5 Tax Tips Your Startup Should Consider Before 2013

5 Tax Tips Your Startup Should Consider Before 2013

As the looming “fiscal cliff” dominates the post-election news cycle, it’s hard to know what tax and financial moves make sense this time of year. In this environment, it’s understandable that startups and self-employed professionals are confused about the next steps.

However, when it comes to tax planning, paralysis isn’t an option. Here are five tax-saving ideas to consider. Of course, these tips represent general advice. Always consult with a tax planner/CPA for insight into your own personal situation.

 

1. Assess Your Profitability

Before making any strategic moves, you need to know if you’ll be in the black or the red for 2012. If you haven’t done so already, take charge of your books to get a full picture of what you’ve made and what you’ve spent for 2012.

2. Meet With a Tax Advisor

Many tax credits and incentives are set to expire Jan. 1, 2013. According to Bert Seither, director of operations at Corporate Tax Network, the top thing a startup can do between now and the end of the year is to schedule an appointment with an accountant. A 30-minute checkup can save you a lot of money come tax time.

3. Act Before Long-Term Capital Gains and Qualified Dividend Tax Rates Increase

Without congressional action, the maximum tax rate on long-term capital gains will increase from 15% to 20%. The maximum tax rates for qualified dividends will jump from 15% to the ordinary income tax rate (39.6%). For this reason, you should talk to a tax advisor about how to take advantage of 2012’s lower tax rates.

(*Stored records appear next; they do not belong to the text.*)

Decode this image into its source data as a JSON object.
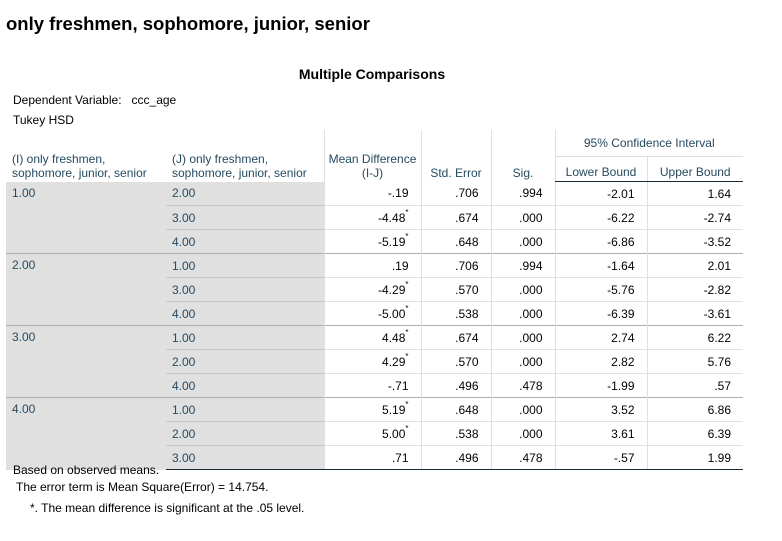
{
  "section_title": "only freshmen, sophomore, junior, senior",
  "table_title": "Multiple Comparisons",
  "dependent_variable_label": "Dependent Variable:",
  "dependent_variable_value": "ccc_age",
  "method": "Tukey HSD",
  "headers": {
    "i": "(I) only freshmen, sophomore, junior, senior",
    "j": "(J) only freshmen, sophomore, junior, senior",
    "mean_diff": "Mean Difference (I-J)",
    "std_error": "Std. Error",
    "sig": "Sig.",
    "ci": "95% Confidence Interval",
    "lower": "Lower Bound",
    "upper": "Upper Bound"
  },
  "groups": [
    {
      "i": "1.00",
      "rows": [
        {
          "j": "2.00",
          "mean": "-.19",
          "star": false,
          "se": ".706",
          "sig": ".994",
          "lb": "-2.01",
          "ub": "1.64"
        },
        {
          "j": "3.00",
          "mean": "-4.48",
          "star": true,
          "se": ".674",
          "sig": ".000",
          "lb": "-6.22",
          "ub": "-2.74"
        },
        {
          "j": "4.00",
          "mean": "-5.19",
          "star": true,
          "se": ".648",
          "sig": ".000",
          "lb": "-6.86",
          "ub": "-3.52"
        }
      ]
    },
    {
      "i": "2.00",
      "rows": [
        {
          "j": "1.00",
          "mean": ".19",
          "star": false,
          "se": ".706",
          "sig": ".994",
          "lb": "-1.64",
          "ub": "2.01"
        },
        {
          "j": "3.00",
          "mean": "-4.29",
          "star": true,
          "se": ".570",
          "sig": ".000",
          "lb": "-5.76",
          "ub": "-2.82"
        },
        {
          "j": "4.00",
          "mean": "-5.00",
          "star": true,
          "se": ".538",
          "sig": ".000",
          "lb": "-6.39",
          "ub": "-3.61"
        }
      ]
    },
    {
      "i": "3.00",
      "rows": [
        {
          "j": "1.00",
          "mean": "4.48",
          "star": true,
          "se": ".674",
          "sig": ".000",
          "lb": "2.74",
          "ub": "6.22"
        },
        {
          "j": "2.00",
          "mean": "4.29",
          "star": true,
          "se": ".570",
          "sig": ".000",
          "lb": "2.82",
          "ub": "5.76"
        },
        {
          "j": "4.00",
          "mean": "-.71",
          "star": false,
          "se": ".496",
          "sig": ".478",
          "lb": "-1.99",
          "ub": ".57"
        }
      ]
    },
    {
      "i": "4.00",
      "rows": [
        {
          "j": "1.00",
          "mean": "5.19",
          "star": true,
          "se": ".648",
          "sig": ".000",
          "lb": "3.52",
          "ub": "6.86"
        },
        {
          "j": "2.00",
          "mean": "5.00",
          "star": true,
          "se": ".538",
          "sig": ".000",
          "lb": "3.61",
          "ub": "6.39"
        },
        {
          "j": "3.00",
          "mean": ".71",
          "star": false,
          "se": ".496",
          "sig": ".478",
          "lb": "-.57",
          "ub": "1.99"
        }
      ]
    }
  ],
  "star_marker": "*",
  "footnotes": [
    "Based on observed means.",
    "The error term is Mean Square(Error) = 14.754.",
    "*. The mean difference is significant at the .05 level."
  ]
}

4. Act Quickly to Close and Liquidate Your Business

If you’re planning to liquidate a business, make sure to do so by the end of 2012. By closing your business this year, you won’t be on the hook for any taxes, business licenses or corporation filing fees for 2013. And most importantly, you’ll be liquidating your business before the long-term capital gain and dividend rates go up (or are scheduled to go up) in 2013.

5. Minimize Self-Employment Taxes

If you’re a self-employed pro operating as a sole proprietor, you’re probably very familiar with self-employment taxes. If you’re a sole proprietor, you may want to consider a more formal structure such as an LLC or corporation by the end of the year. Sole proprietorships can have one of the highest audit rates, not to mention some of the highest taxes. Forming an LLC or corporation can give you more flexibility with your tax treatment, as well as give you more deduction options. Talk to a tax advisor about creating a C Corporation, S Corporation or LLC.